Personal information
- Nationality: Japanese
- Born: 31 May 1995 (age 31) Oriono, Osaka, Japan
- Height: 1.58 m (5 ft 2 in)
- Weight: 46 kg (101 lb)

Sport
- Sport: Long-distance running
- Event(s): 10,000 metres, Marathon
- Club: Daihatsu (ダイハツ工業)

Achievements and titles
- Personal bests: 1500 m: 4:21.15; 3000 m: 9:08.15; 5000 m: 15:46.40 (2016); 10,000 m: 31:39.41 (2017); Half marathon: 1:10:25 (2016); Marathon: 2:20:47 (2022 Osaka International Ladies Marathon) ;

= Mizuki Matsuda =

Japanese long-distance runner

Mizuki Matsuda (松田瑞生, Matsuda Mizuki, born 31 May 1995) is a Japanese long distance runner. She competed in the women's 10,000 metres at the 2017 World Championships in Athletics.

In July 2017, Matsuda placed 3rd in the 10,000 meter run at the 2017 Asian Athletics Championships. She has been national champion at the 10,000 meter distance in 2017 and 2018, with a personal best of 31:39.

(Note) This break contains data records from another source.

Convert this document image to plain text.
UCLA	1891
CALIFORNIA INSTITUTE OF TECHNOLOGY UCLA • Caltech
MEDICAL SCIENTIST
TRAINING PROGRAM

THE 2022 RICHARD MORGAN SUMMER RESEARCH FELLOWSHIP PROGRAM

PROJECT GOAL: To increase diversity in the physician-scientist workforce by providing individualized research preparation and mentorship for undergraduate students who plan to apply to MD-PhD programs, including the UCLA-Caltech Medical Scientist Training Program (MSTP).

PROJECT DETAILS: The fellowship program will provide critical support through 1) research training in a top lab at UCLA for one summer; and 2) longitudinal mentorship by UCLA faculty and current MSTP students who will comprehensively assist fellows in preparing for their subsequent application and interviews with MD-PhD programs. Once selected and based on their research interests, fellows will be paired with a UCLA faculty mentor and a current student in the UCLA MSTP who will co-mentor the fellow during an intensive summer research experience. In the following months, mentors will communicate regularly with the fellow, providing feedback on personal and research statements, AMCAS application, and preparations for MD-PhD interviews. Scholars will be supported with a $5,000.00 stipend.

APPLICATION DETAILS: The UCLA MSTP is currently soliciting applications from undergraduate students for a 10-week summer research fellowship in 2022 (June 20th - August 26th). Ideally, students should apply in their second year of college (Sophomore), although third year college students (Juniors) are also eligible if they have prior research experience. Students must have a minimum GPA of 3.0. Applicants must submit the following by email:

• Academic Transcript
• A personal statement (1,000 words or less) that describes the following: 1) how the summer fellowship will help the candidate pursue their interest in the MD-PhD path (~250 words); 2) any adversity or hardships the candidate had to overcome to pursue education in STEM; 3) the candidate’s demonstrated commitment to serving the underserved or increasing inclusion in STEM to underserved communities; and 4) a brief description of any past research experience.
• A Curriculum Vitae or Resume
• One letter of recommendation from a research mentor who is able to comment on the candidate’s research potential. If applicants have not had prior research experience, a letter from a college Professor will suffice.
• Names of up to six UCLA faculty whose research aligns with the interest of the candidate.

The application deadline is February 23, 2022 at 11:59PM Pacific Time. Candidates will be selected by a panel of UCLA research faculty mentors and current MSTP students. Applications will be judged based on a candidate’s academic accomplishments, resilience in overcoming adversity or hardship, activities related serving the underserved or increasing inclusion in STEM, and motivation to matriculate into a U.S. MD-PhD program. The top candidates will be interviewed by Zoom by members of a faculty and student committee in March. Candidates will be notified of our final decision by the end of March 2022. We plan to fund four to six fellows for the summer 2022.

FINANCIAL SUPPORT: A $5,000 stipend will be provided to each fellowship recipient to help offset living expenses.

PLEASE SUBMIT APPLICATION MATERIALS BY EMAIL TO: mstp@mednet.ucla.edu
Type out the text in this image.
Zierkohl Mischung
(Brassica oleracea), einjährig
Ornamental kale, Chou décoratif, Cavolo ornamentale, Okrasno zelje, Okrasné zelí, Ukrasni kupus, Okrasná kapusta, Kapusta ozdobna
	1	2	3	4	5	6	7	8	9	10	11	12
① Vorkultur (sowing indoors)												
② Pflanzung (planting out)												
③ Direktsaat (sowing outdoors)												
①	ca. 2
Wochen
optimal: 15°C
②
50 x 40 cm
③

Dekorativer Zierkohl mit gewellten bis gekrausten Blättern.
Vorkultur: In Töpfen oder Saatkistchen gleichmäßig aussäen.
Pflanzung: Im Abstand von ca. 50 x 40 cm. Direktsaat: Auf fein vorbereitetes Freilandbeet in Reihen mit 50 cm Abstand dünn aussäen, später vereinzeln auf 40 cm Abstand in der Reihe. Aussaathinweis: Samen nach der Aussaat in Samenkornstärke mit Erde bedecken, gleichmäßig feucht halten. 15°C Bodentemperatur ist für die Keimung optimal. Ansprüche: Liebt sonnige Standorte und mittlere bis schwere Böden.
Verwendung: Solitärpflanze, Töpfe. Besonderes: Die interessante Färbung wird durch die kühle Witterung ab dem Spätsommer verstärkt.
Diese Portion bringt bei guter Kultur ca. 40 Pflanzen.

In January 2018, Matsuda won the Osaka International Women's Marathon with a time of 2:22:44, in her marathon debut. She won 2020 Osaka International Ladies Marathon with personal best 2:21:47. In March 2021 she won Nagoya Women's Marathon in 2:21:51.
On 30 January 2022 she won Osaka International Women's Marathon and made her new personal best (lifting 55 seconds from 2020 Osaka Marathon) and also set new course record.